Question

Three capacitors having capacitance $20\mu \text{F},30\mu \text{F}$ and $40\mu \text{F}$ are connected in series with a $12\text{V}$ battery. The amount of work done by the battery in charging the combination will be:

• A. $1.5\times {10}^{-3}\text{J}$
• B. $2.25\times {10}^{-3}\text{J}$
• C. $1.33\times {10}^{-3}\text{J}$
• D. $3\times {10}^{-3}\text{J}$

Answer 1

The correct option is C $1.33\times {10}^{-3}\text{J}$


Here $q_1=q_2=q_3$ (capacitors in series), let it be equal to $q$.

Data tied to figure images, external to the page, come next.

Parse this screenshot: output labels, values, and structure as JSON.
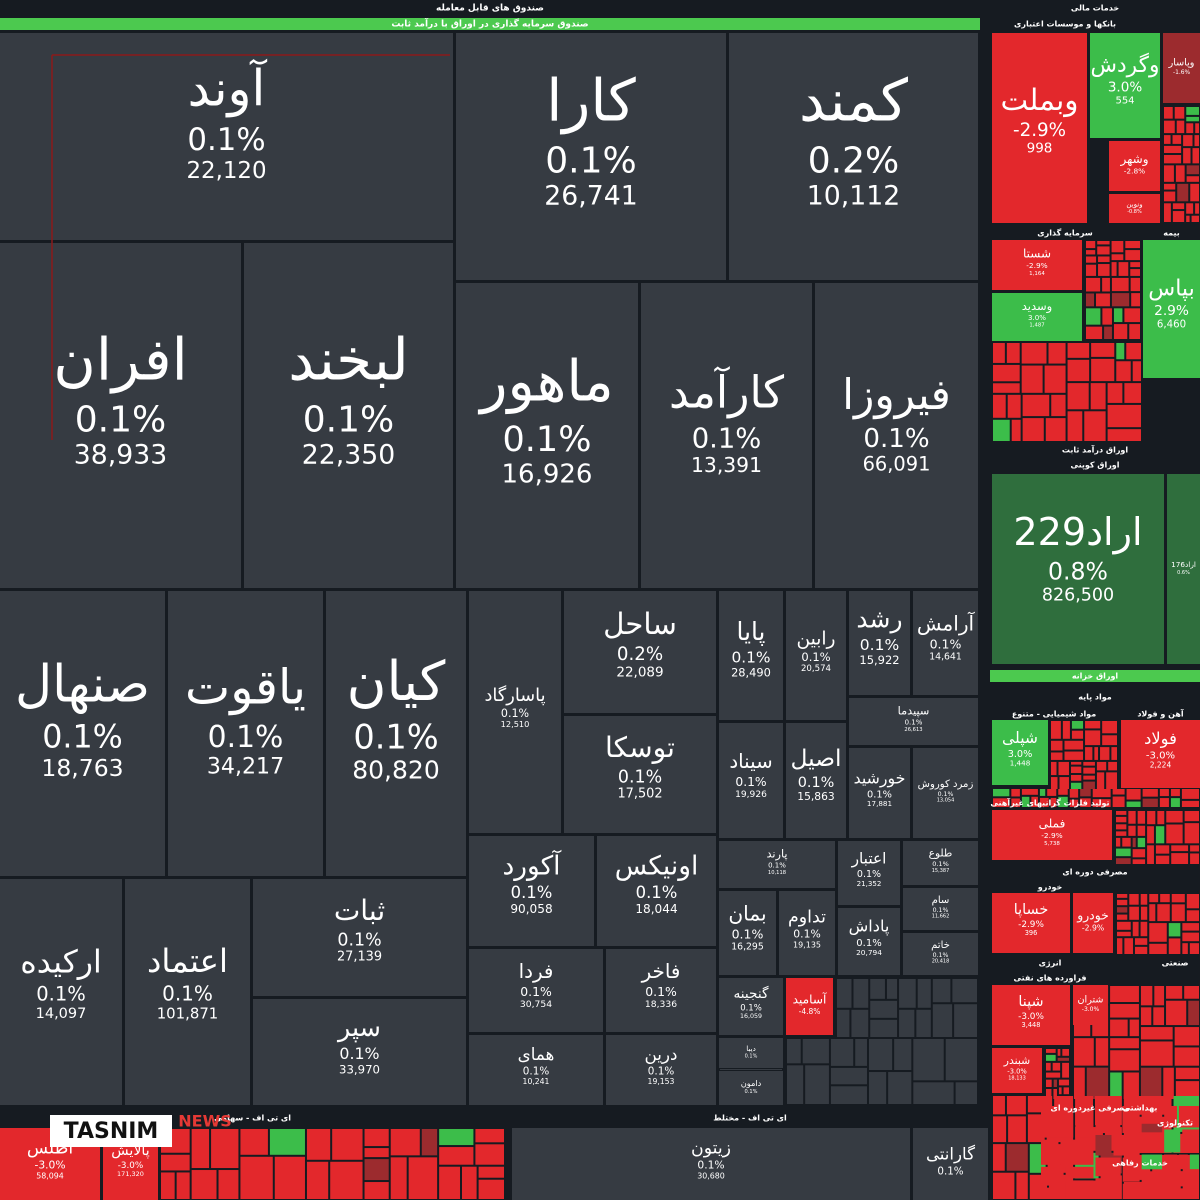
{
  "header": {
    "title": "صندوق های قابل معامله",
    "subtitle": "صندوق سرمایه گذاری در اوراق با درآمد ثابت"
  },
  "sections": [
    "خدمات مالی",
    "بانکها و موسسات اعتباری",
    "سرمایه گذاری",
    "بیمه",
    "اوراق درآمد ثابت",
    "اوراق کوپنی",
    "اوراق خزانه",
    "مواد پایه",
    "مواد شیمیایی - متنوع",
    "آهن و فولاد",
    "تولید فلزات گرانبهای غیرآهنی",
    "مصرفی دوره ای",
    "خودرو",
    "انرژی",
    "فراورده های نفتی",
    "مصرفی غیردوره ای",
    "بهداشتی",
    "خدمات رفاهی",
    "صنعتی",
    "تکنولوژی",
    "ای تی اف - سهامی",
    "ای تی اف - مختلط"
  ],
  "tiles": [
    {
      "name": "آوند",
      "change": "0.1%",
      "volume": "22,120"
    },
    {
      "name": "کارا",
      "change": "0.1%",
      "volume": "26,741"
    },
    {
      "name": "کمند",
      "change": "0.2%",
      "volume": "10,112"
    },
    {
      "name": "افران",
      "change": "0.1%",
      "volume": "38,933"
    },
    {
      "name": "لبخند",
      "change": "0.1%",
      "volume": "22,350"
    },
    {
      "name": "ماهور",
      "change": "0.1%",
      "volume": "16,926"
    },
    {
      "name": "کارآمد",
      "change": "0.1%",
      "volume": "13,391"
    },
    {
      "name": "فیروزا",
      "change": "0.1%",
      "volume": "66,091"
    },
    {
      "name": "صنهال",
      "change": "0.1%",
      "volume": "18,763"
    },
    {
      "name": "یاقوت",
      "change": "0.1%",
      "volume": "34,217"
    },
    {
      "name": "کیان",
      "change": "0.1%",
      "volume": "80,820"
    },
    {
      "name": "پاسارگاد",
      "change": "0.1%",
      "volume": "12,510"
    },
    {
      "name": "ساحل",
      "change": "0.2%",
      "volume": "22,089"
    },
    {
      "name": "توسکا",
      "change": "0.1%",
      "volume": "17,502"
    },
    {
      "name": "پایا",
      "change": "0.1%",
      "volume": "28,490"
    },
    {
      "name": "رابین",
      "change": "0.1%",
      "volume": "20,574"
    },
    {
      "name": "رشد",
      "change": "0.1%",
      "volume": "15,922"
    },
    {
      "name": "آرامش",
      "change": "0.1%",
      "volume": "14,641"
    },
    {
      "name": "سپیدما",
      "change": "0.1%",
      "volume": "26,613"
    },
    {
      "name": "سیناد",
      "change": "0.1%",
      "volume": "19,926"
    },
    {
      "name": "اصیل",
      "change": "0.1%",
      "volume": "15,863"
    },
    {
      "name": "خورشید",
      "change": "0.1%",
      "volume": "17,881"
    },
    {
      "name": "زمرد کوروش",
      "change": "0.1%",
      "volume": "13,054"
    },
    {
      "name": "ارکیده",
      "change": "0.1%",
      "volume": "14,097"
    },
    {
      "name": "اعتماد",
      "change": "0.1%",
      "volume": "101,871"
    },
    {
      "name": "ثبات",
      "change": "0.1%",
      "volume": "27,139"
    },
    {
      "name": "سپر",
      "change": "0.1%",
      "volume": "33,970"
    },
    {
      "name": "آکورد",
      "change": "0.1%",
      "volume": "90,058"
    },
    {
      "name": "اونیکس",
      "change": "0.1%",
      "volume": "18,044"
    },
    {
      "name": "فردا",
      "change": "0.1%",
      "volume": "30,754"
    },
    {
      "name": "فاخر",
      "change": "0.1%",
      "volume": "18,336"
    },
    {
      "name": "همای",
      "change": "0.1%",
      "volume": "10,241"
    },
    {
      "name": "درین",
      "change": "0.1%",
      "volume": "19,153"
    },
    {
      "name": "پارند",
      "change": "0.1%",
      "volume": "10,118"
    },
    {
      "name": "بمان",
      "change": "0.1%",
      "volume": "16,295"
    },
    {
      "name": "تداوم",
      "change": "0.1%",
      "volume": "19,135"
    },
    {
      "name": "اعتبار",
      "change": "0.1%",
      "volume": "21,352"
    },
    {
      "name": "پاداش",
      "change": "0.1%",
      "volume": "20,794"
    },
    {
      "name": "طلوع",
      "change": "0.1%",
      "volume": "15,387"
    },
    {
      "name": "سام",
      "change": "0.1%",
      "volume": "11,662"
    },
    {
      "name": "خاتم",
      "change": "0.1%",
      "volume": "20,418"
    },
    {
      "name": "گنجینه",
      "change": "0.1%",
      "volume": "16,059"
    },
    {
      "name": "آسامید",
      "change": "-4.8%"
    },
    {
      "name": "دیبا",
      "change": "0.1%"
    },
    {
      "name": "دامون",
      "change": "0.1%"
    },
    {
      "name": "وبملت",
      "change": "-2.9%",
      "volume": "998"
    },
    {
      "name": "وگردش",
      "change": "3.0%",
      "volume": "554"
    },
    {
      "name": "وپاسار",
      "change": "-1.6%"
    },
    {
      "name": "وشهر",
      "change": "-2.8%"
    },
    {
      "name": "ونوین",
      "change": "-0.8%"
    },
    {
      "name": "شستا",
      "change": "-2.9%",
      "volume": "1,164"
    },
    {
      "name": "وسدید",
      "change": "3.0%",
      "volume": "1,487"
    },
    {
      "name": "بپاس",
      "change": "2.9%",
      "volume": "6,460"
    },
    {
      "name": "اراد229",
      "change": "0.8%",
      "volume": "826,500"
    },
    {
      "name": "اراد176",
      "change": "0.6%"
    },
    {
      "name": "شپلی",
      "change": "3.0%",
      "volume": "1,448"
    },
    {
      "name": "فولاد",
      "change": "-3.0%",
      "volume": "2,224"
    },
    {
      "name": "فملی",
      "change": "-2.9%",
      "volume": "5,738"
    },
    {
      "name": "خساپا",
      "change": "-2.9%",
      "volume": "396"
    },
    {
      "name": "خودرو",
      "change": "-2.9%"
    },
    {
      "name": "شپنا",
      "change": "-3.0%",
      "volume": "3,448"
    },
    {
      "name": "شتران",
      "change": "-3.0%"
    },
    {
      "name": "شبندر",
      "change": "-3.0%",
      "volume": "18,133"
    },
    {
      "name": "زیتون",
      "change": "0.1%",
      "volume": "30,680"
    },
    {
      "name": "گارانتی",
      "change": "0.1%"
    },
    {
      "name": "اطلس",
      "change": "-3.0%",
      "volume": "58,094"
    },
    {
      "name": "پالایش",
      "change": "-3.0%",
      "volume": "171,320"
    }
  ],
  "watermark": {
    "brand": "TASNIM",
    "suffix": "NEWS"
  }
}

The whole arrangement may be replaced by a single equivalent capacitance $C_{eq}$ with the same charge $q$.


$\frac{1}{C_{eq}}=\frac{1}{C_1}+\frac{1}{C_2}+\frac{1}{C_3}$

$\Rightarrow \frac{1}{C_{eq}}=\frac{1}{20}+\frac{1}{30}+\frac{1}{40}$

$\Rightarrow \frac{1}{C_{eq}}=\frac{6+4+3}{120}=\frac{13}{120}$

$\therefore C_{eq}=\frac{120}{13}\mu \text{F}$

Hence, work done by battery,

$W=\left(C_{eq}V\right)V[\because q=C_{eq}\times V]$

$\Rightarrow W=\frac{120}{13}\times {10}^{-6}\times 12\times 12$

$\Rightarrow W=\frac{17280}{13}\times {10}^{-6}=1.33\times {10}^{-3}\text{J}$

Hence, option $\left(c\right)$ is correct.